An Ancient and Modern Silence: A Review of Sue Goyette’s Penelope in First Person

In her seventh book of poetry, Sue Goyette rewrites The Odyssey from the perspective of Odysseus’s wife, moving the ever-patient, ever-faithful Penelope from the sidelines of the story into the spotlight. Much of Western canon depends on the stifling of women’s voices and Penelope in First Person addresses this by exploring Penelope’s experience within the epic—her disorientation, grief, rage, rebellion, hope, and love. Although a chorus of characters speak, including the insatiable suitors, the hot-headed prince Telemachus, an unnamed goddess, objects like Penelope’s bedroom door and ceiling, and even Odysseus himself, Penelope is the centre of this story—a story familiar to many women: that of waiting, of isolation, of duty. “Funny how anger can be so ancient and so modern, the goddess muses,” and through Goyette’s precise and passionate telling, Penelope’s journey into reclamation is rendered fully relevant to our contemporary world (23).

A long poem relayed in a series of couplets, each page of Penelope represents yet another day, the words both weaving and unravelling the queen’s intimate thoughts.

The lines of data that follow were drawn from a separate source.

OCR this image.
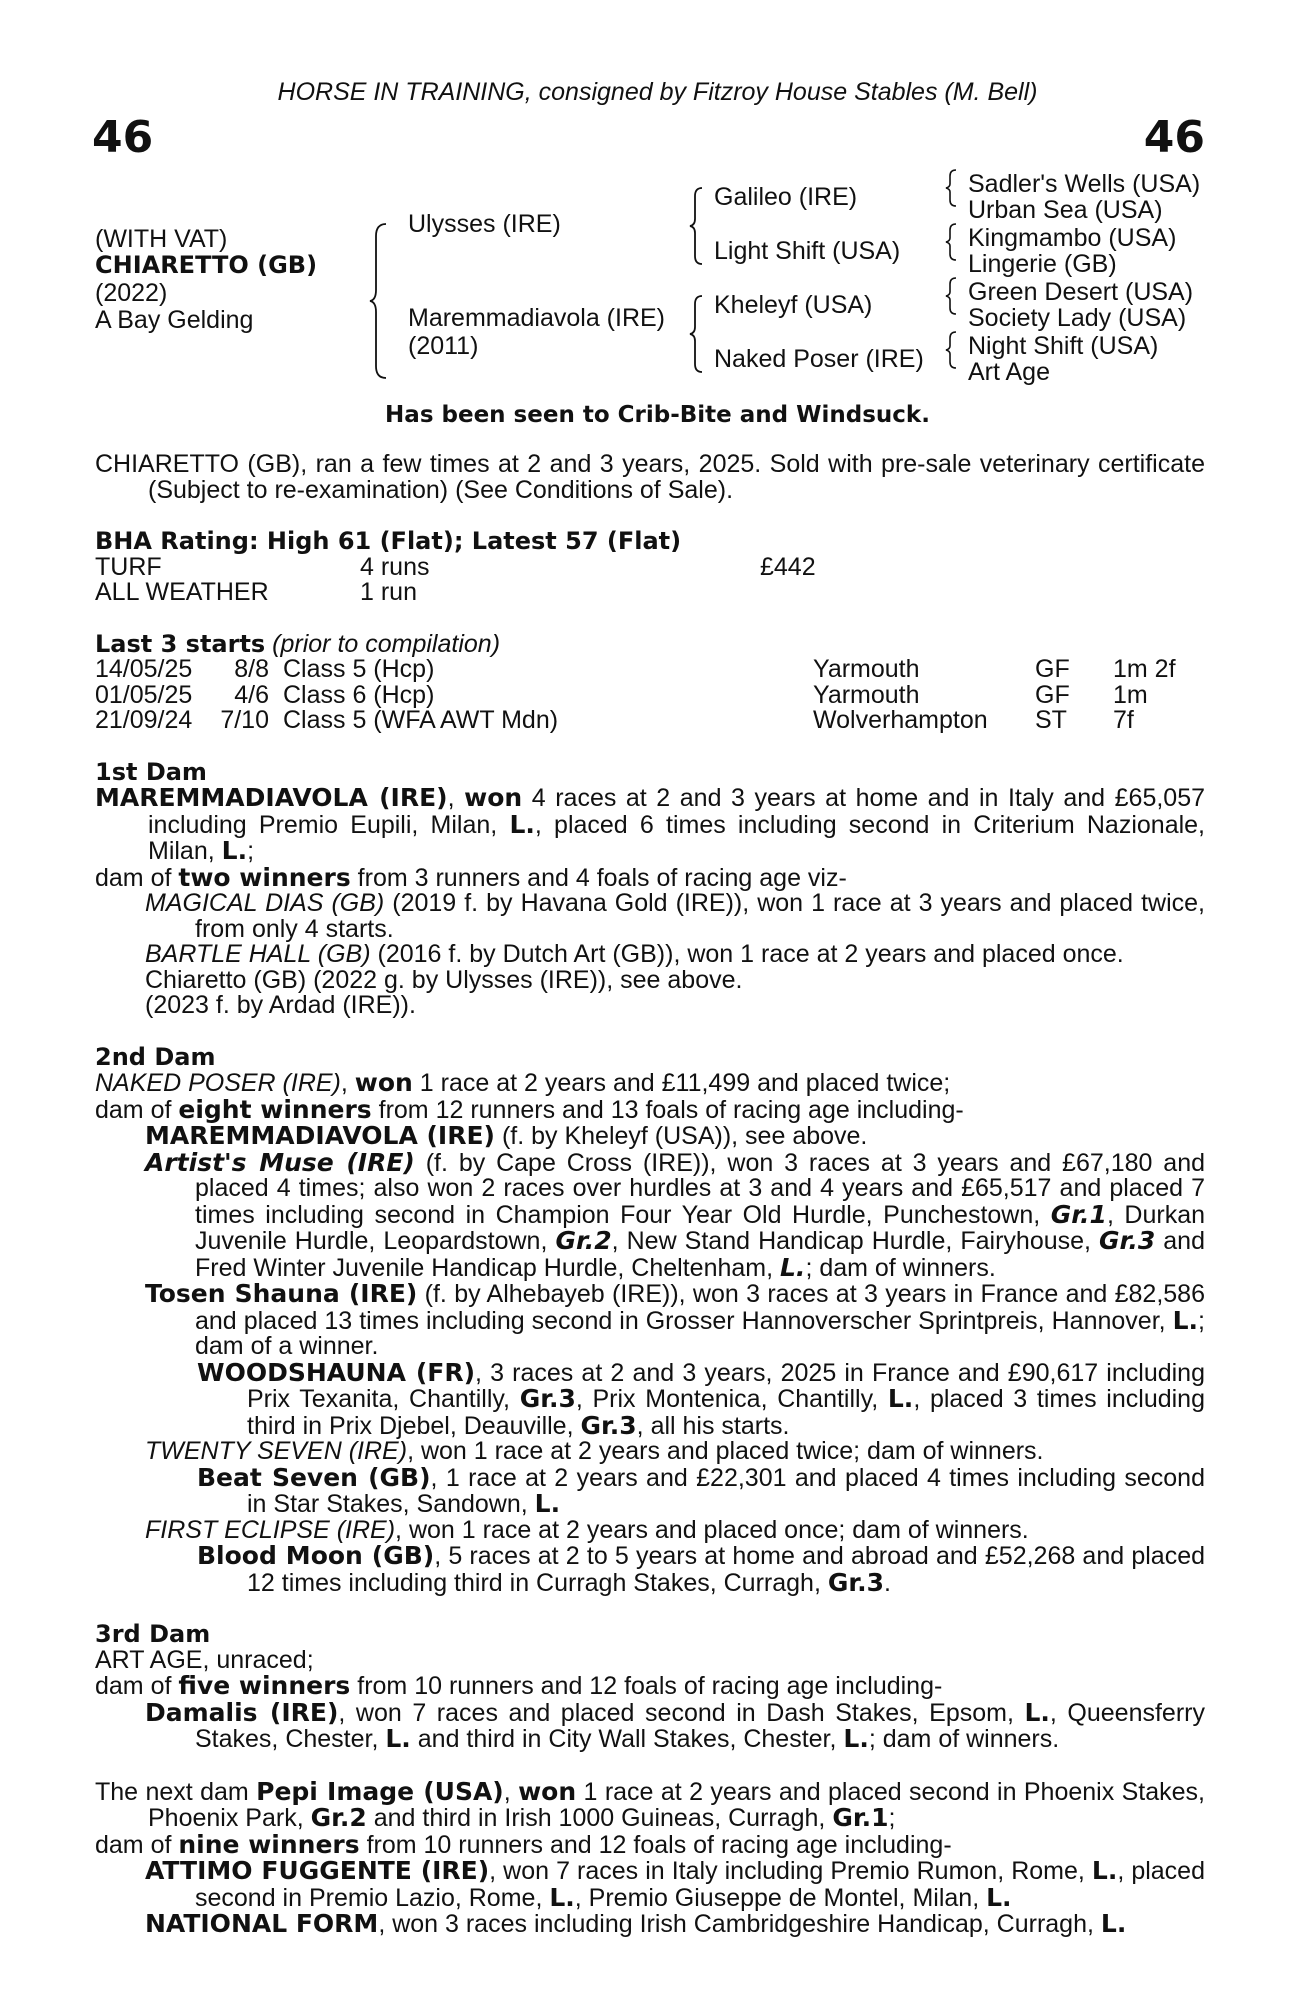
HORSE IN TRAINING, consigned by Fitzroy House Stables (M. Bell)
46	46
(WITH VAT)
CHIARETTO (GB)
(2022)
A Bay Gelding
Ulysses (IRE)
Maremmadiavola (IRE)
(2011)
Galileo (IRE)
Light Shift (USA)
Kheleyf (USA)
Naked Poser (IRE)
Sadler's Wells (USA)
Urban Sea (USA)
Kingmambo (USA)
Lingerie (GB)
Green Desert (USA)
Society Lady (USA)
Night Shift (USA)
Art Age
Has been seen to Crib-Bite and Windsuck.

CHIARETTO (GB), ran a few times at 2 and 3 years, 2025. Sold with pre-sale veterinary certificate (Subject to re-examination) (See Conditions of Sale).

BHA Rating: High 61 (Flat); Latest 57 (Flat)
TURF	4 runs	£442
ALL WEATHER	1 run	
Last 3 starts (prior to compilation)
14/05/25	8/8	Class 5 (Hcp)	Yarmouth	GF	1m 2f
01/05/25	4/6	Class 6 (Hcp)	Yarmouth	GF	1m
21/09/24	7/10	Class 5 (WFA AWT Mdn)	Wolverhampton	ST	7f
1st Dam

MAREMMADIAVOLA (IRE), won 4 races at 2 and 3 years at home and in Italy and £65,057 including Premio Eupili, Milan, L., placed 6 times including second in Criterium Nazionale, Milan, L.;

dam of two winners from 3 runners and 4 foals of racing age viz-

MAGICAL DIAS (GB) (2019 f. by Havana Gold (IRE)), won 1 race at 3 years and placed twice, from only 4 starts.

BARTLE HALL (GB) (2016 f. by Dutch Art (GB)), won 1 race at 2 years and placed once.

Chiaretto (GB) (2022 g. by Ulysses (IRE)), see above.

(2023 f. by Ardad (IRE)).

2nd Dam

NAKED POSER (IRE), won 1 race at 2 years and £11,499 and placed twice;

dam of eight winners from 12 runners and 13 foals of racing age including-

MAREMMADIAVOLA (IRE) (f. by Kheleyf (USA)), see above.

Artist's Muse (IRE) (f. by Cape Cross (IRE)), won 3 races at 3 years and £67,180 and placed 4 times; also won 2 races over hurdles at 3 and 4 years and £65,517 and placed 7 times including second in Champion Four Year Old Hurdle, Punchestown, Gr.1, Durkan Juvenile Hurdle, Leopardstown, Gr.2, New Stand Handicap Hurdle, Fairyhouse, Gr.3 and Fred Winter Juvenile Handicap Hurdle, Cheltenham, L.; dam of winners.

Tosen Shauna (IRE) (f. by Alhebayeb (IRE)), won 3 races at 3 years in France and £82,586 and placed 13 times including second in Grosser Hannoverscher Sprintpreis, Hannover, L.; dam of a winner.

WOODSHAUNA (FR), 3 races at 2 and 3 years, 2025 in France and £90,617 including Prix Texanita, Chantilly, Gr.3, Prix Montenica, Chantilly, L., placed 3 times including third in Prix Djebel, Deauville, Gr.3, all his starts.

TWENTY SEVEN (IRE), won 1 race at 2 years and placed twice; dam of winners.

Beat Seven (GB), 1 race at 2 years and £22,301 and placed 4 times including second in Star Stakes, Sandown, L.

FIRST ECLIPSE (IRE), won 1 race at 2 years and placed once; dam of winners.

Blood Moon (GB), 5 races at 2 to 5 years at home and abroad and £52,268 and placed 12 times including third in Curragh Stakes, Curragh, Gr.3.

3rd Dam

ART AGE, unraced;

dam of five winners from 10 runners and 12 foals of racing age including-

Damalis (IRE), won 7 races and placed second in Dash Stakes, Epsom, L., Queensferry Stakes, Chester, L. and third in City Wall Stakes, Chester, L.; dam of winners.

The next dam Pepi Image (USA), won 1 race at 2 years and placed second in Phoenix Stakes, Phoenix Park, Gr.2 and third in Irish 1000 Guineas, Curragh, Gr.1;

dam of nine winners from 10 runners and 12 foals of racing age including-

ATTIMO FUGGENTE (IRE), won 7 races in Italy including Premio Rumon, Rome, L., placed second in Premio Lazio, Rome, L., Premio Giuseppe de Montel, Milan, L.

NATIONAL FORM, won 3 races including Irish Cambridgeshire Handicap, Curragh, L.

Within Penelope’s waiting period, Goyette builds urgency though refrain and motif. Almost every page returns to the same phrases (“I wake,” “I dress dutifully,” “I’m asked/I reply,” and “If I know anything”), drawing attention to the restrictive routine of Penelope’s waking hours. Rather than stagnating the narrative, the repetition amplifies Penelope’s voice, her pleading and her protest. Aware of her own echo, Penelope starts to mock herself, saying, “I wake to the same day. I’m asked, I reply./ I dress dutifully. If I know anything about loss/ it’s about loss” (26). Later, impatience and pain warp her litany: “I awake, I woke am asked/ reply and say:/ (dutifullydutifullydutifullydutifullydutifully)/ if anything/ my loss is mortal and has been acting like a goddess” (64).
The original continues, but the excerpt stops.